4. We have received and continue to receive numerous complaints from the public about maintenance services and warranty coverage.
As a result of this, the ADATT called for Sinanan’s support in recommending that new vehicle dealers be included as “essential service” providers under the Public Health Ordinance in a timely manner.
Latchu said all dealerships have committed to strict adherence to the precautions issued by the Ministry of Health, World Health Organisation and our respective manufacturers in prevention the spread of COVID-19.
The ADATT created a 23-page document outlining the proper procedures and protocols for the reopening of business.
“The ADATT membership are focused on being responsible corporate citizens while preserving the safety and security of all our stakeholders, including the general public. Combined we are seven companies representing 37 internationally recognised brands and employing an estimated 2,000 members of the working population,” the ADATT stated.
“Although, the new vehicle dealers have contributed an estimated TT$800 million in duties and taxes for 2019, we stand committed to working with the GOTT in re-engineering the approach to business resulting from the global pandemic. This collaboration is not limited to the automotive industry through redefined processes at the Licensing or Customs and Excise Divisions but aims to secure the survival and sustainability of life in Trinidad and Tobago.”
The ADATT is not alone in its quest, however, as the Book Industry of T&T also signalled it is ready to reopen now.

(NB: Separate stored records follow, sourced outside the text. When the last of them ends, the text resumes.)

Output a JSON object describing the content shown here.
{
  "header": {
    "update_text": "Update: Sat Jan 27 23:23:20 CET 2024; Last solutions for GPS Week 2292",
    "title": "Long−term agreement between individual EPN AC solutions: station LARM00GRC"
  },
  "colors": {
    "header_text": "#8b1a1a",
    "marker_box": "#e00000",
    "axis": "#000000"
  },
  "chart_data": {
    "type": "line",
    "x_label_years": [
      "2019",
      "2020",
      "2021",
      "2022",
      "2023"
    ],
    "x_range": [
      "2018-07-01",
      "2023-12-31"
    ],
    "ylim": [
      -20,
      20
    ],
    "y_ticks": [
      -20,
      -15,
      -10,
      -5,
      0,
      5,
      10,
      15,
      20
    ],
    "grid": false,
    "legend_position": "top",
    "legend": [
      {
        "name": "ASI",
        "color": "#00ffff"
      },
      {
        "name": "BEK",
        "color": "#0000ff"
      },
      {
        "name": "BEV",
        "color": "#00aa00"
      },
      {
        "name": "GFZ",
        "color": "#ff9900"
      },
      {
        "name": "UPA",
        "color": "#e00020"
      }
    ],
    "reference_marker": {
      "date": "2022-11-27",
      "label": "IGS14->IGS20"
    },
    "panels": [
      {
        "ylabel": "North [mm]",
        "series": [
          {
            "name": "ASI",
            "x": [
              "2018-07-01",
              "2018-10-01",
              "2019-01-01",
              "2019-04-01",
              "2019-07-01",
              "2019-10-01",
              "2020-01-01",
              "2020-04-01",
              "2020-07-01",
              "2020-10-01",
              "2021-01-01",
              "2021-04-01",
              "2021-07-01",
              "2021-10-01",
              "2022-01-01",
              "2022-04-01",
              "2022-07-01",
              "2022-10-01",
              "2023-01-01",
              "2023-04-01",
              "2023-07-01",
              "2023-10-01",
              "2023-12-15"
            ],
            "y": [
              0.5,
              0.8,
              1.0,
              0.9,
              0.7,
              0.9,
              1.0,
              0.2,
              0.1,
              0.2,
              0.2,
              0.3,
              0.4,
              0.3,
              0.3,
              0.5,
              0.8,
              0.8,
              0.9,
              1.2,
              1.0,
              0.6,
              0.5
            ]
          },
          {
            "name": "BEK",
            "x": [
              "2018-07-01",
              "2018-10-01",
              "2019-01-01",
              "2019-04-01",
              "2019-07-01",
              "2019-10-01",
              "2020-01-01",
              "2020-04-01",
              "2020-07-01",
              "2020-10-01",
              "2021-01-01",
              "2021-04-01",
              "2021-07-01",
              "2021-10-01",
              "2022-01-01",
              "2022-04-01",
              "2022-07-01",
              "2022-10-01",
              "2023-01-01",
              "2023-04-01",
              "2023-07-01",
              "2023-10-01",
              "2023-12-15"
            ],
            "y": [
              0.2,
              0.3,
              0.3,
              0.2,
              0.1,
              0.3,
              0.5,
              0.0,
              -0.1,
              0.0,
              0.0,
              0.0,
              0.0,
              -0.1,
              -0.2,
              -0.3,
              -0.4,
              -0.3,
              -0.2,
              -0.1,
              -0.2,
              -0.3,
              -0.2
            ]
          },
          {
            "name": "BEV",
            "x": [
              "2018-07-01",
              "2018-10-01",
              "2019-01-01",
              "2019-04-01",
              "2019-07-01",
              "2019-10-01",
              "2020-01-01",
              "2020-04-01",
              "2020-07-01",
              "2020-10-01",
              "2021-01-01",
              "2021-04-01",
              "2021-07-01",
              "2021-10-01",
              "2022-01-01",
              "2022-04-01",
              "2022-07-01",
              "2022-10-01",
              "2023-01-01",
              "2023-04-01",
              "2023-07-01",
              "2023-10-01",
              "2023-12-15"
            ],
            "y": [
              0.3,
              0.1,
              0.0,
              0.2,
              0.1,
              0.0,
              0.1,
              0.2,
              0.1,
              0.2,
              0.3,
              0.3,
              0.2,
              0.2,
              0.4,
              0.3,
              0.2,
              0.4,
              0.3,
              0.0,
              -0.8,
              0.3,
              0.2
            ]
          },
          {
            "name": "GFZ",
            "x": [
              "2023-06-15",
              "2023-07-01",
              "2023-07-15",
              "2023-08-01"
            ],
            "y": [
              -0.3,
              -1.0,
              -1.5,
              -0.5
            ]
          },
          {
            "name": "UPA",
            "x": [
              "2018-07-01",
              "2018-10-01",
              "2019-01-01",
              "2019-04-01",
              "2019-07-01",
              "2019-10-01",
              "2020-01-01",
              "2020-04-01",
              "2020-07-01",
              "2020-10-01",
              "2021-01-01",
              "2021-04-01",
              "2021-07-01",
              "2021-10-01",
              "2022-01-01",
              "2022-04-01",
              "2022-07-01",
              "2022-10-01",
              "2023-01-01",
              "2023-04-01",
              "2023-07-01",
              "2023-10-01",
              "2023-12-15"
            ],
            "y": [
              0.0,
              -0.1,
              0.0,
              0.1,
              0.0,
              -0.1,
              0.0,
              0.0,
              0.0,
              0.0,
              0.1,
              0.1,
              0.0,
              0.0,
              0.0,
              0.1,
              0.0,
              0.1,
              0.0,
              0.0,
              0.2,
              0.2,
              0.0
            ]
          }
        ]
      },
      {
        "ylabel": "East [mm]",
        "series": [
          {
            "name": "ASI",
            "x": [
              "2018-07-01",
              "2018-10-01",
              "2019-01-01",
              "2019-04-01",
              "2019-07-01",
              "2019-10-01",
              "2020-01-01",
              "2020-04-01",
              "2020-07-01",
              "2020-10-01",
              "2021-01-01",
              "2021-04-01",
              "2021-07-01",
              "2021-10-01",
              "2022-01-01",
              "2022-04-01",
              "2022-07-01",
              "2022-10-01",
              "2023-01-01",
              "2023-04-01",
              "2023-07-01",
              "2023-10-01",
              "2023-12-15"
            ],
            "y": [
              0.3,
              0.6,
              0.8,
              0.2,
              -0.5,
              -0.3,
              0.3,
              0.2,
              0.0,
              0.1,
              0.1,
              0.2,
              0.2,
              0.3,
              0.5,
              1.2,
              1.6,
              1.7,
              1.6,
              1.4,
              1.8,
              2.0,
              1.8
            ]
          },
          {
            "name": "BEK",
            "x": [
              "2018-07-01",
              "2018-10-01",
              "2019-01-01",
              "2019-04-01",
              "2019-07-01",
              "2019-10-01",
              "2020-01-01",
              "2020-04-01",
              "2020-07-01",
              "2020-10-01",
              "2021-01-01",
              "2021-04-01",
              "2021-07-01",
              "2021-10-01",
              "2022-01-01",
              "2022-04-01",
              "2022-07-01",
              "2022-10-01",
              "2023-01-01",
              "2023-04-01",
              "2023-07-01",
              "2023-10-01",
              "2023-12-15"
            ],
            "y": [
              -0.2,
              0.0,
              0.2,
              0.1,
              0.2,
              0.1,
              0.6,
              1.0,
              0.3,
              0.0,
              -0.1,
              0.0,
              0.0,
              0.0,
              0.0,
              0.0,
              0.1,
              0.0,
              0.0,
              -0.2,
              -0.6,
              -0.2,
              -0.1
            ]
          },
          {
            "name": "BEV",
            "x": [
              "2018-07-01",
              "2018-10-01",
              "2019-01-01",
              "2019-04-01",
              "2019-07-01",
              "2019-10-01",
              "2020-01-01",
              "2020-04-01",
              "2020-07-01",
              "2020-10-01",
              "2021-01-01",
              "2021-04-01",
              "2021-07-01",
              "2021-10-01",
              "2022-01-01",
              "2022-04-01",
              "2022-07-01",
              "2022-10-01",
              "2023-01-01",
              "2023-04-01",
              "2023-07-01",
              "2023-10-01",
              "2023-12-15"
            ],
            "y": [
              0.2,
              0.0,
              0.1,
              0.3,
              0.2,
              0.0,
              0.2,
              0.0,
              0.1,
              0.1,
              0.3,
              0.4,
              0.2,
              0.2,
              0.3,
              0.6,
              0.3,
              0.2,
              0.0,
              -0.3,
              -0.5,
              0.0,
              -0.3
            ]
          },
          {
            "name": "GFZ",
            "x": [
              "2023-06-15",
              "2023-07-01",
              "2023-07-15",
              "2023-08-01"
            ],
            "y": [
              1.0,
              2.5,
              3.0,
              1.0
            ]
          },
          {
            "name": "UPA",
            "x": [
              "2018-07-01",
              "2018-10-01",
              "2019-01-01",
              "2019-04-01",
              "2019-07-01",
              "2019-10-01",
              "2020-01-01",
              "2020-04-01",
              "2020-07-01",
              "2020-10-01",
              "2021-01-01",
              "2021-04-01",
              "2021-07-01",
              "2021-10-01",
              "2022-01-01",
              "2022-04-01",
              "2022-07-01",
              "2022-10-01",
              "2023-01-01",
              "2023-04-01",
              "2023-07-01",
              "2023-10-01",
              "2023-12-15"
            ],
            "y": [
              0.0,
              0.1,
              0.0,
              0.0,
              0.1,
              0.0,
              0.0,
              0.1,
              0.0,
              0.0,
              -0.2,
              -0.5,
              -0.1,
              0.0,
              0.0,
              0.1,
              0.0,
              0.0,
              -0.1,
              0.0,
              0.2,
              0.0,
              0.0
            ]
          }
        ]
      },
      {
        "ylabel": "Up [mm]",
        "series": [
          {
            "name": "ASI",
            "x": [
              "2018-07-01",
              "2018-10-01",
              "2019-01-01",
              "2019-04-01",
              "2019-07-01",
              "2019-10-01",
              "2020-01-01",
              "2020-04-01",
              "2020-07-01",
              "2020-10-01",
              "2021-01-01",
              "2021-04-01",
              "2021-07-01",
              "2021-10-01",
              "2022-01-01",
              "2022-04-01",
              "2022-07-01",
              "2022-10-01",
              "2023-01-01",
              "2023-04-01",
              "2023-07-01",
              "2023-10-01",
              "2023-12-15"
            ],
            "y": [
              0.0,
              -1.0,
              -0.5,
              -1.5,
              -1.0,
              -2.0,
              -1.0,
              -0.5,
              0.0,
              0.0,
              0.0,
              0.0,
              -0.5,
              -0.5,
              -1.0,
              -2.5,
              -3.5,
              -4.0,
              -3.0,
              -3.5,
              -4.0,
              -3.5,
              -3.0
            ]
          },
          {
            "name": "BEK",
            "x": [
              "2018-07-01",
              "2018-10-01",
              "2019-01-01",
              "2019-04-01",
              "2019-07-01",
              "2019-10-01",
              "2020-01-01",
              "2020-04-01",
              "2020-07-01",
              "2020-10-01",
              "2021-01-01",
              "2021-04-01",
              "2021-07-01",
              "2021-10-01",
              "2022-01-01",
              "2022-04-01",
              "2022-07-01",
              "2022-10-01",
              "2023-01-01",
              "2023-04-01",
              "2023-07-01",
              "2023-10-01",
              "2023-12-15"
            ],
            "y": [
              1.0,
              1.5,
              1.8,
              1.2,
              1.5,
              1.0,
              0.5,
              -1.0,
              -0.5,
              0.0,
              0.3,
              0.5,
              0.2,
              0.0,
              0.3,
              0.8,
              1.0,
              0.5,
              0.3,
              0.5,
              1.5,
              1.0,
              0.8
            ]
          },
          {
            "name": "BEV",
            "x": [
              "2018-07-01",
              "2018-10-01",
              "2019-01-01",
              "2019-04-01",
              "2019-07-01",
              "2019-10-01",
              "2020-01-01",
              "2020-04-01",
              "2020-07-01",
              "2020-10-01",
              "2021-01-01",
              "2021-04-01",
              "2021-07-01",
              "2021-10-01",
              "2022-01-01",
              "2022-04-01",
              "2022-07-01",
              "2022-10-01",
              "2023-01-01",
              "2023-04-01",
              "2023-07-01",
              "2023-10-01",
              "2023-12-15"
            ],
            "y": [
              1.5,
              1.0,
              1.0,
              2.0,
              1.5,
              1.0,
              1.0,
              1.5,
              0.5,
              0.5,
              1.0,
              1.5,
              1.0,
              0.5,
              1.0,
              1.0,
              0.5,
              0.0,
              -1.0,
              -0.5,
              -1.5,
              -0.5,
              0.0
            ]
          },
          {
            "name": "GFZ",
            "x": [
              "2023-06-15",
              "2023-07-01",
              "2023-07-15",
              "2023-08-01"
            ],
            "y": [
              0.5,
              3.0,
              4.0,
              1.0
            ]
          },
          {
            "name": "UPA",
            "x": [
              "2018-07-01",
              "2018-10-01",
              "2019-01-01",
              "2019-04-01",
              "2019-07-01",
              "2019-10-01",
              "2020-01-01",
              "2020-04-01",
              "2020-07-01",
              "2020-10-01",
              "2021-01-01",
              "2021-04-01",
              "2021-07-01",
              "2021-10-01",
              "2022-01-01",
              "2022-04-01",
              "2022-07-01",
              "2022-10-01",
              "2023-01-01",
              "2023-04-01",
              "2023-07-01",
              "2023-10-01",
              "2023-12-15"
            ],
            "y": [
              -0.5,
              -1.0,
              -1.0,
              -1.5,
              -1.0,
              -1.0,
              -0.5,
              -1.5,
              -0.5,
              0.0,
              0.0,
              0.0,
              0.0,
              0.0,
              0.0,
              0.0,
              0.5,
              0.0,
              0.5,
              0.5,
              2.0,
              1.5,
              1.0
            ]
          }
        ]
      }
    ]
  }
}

In an open letter to Education Minister Anthony Garcia, BIOTT representative Vivek Charran called for book stores to be listed as essential businesses so they can open on a limited schedule similar to measures currently applied to hardwares.
Schools are now expected to reopen in September and students and teachers are expected to compete the current curriculum online, but BOITT believes this may put some students at an unfair disadvantage.
“BIOTT further seeks to advise the Honourable Minister despite best-laid plans for distance learning, not all students have the capacity to go online and fulfill their education requirement,” it stated.
BIOTT said members have been inundated with calls from parents wanting to purchase schoolbooks so their children can get a head start and teachers have also been looking for further resources and literary tools for their students.
“During a time when persons and families are forced to remain at home, parents are further seeking extra-curricular activities to entertain their children. Our nation’s children are being deprived of novels, religious books, inspirational books, business books, storybooks to read,” BIOTT said.
“BIOTT can also confirm customers want colouring and activity books, writing practice books, and crayons as this is a critical time for these children to develop fine and gross motor skills.”
A major industry currently affected by current lockdown orders in the country is the food and beverage sector.
The T&T Beverage Alcohol Alliance (TTBAA) is expected to submit its guidelines for the safe re-opening of beverage trade to the Government’s Road Map to Recovery committee on Wednesday.
Wholesalers and liquor marts have called on Government to allow them to reopen by today and operate from 8 am to 4 pm, saying they may assist in alleviating congestion at supermarkets.
“Being classed as discount stores under current regulations, these businesses are essential to ensure the regular supply of various categories of products to groceries, mini-marts, parlours, etc. Communities rely on these shops for numerous items and they play an obvious role in widening consumer availability and thus preventing congestion at larger supermarkets,” the TTBAA stated.
“Given that most hold wither Spirit Grocers or Spirit Retailers licences, alcoholic products can be sold. However, focus should be on sales to commercial customers as opposed to individual consumers. Control to be exercised eliminating/minimising cold or single unit selling to the general public. Regardless of license type, absolutely no consumption or gathering on premises is to be allowed.”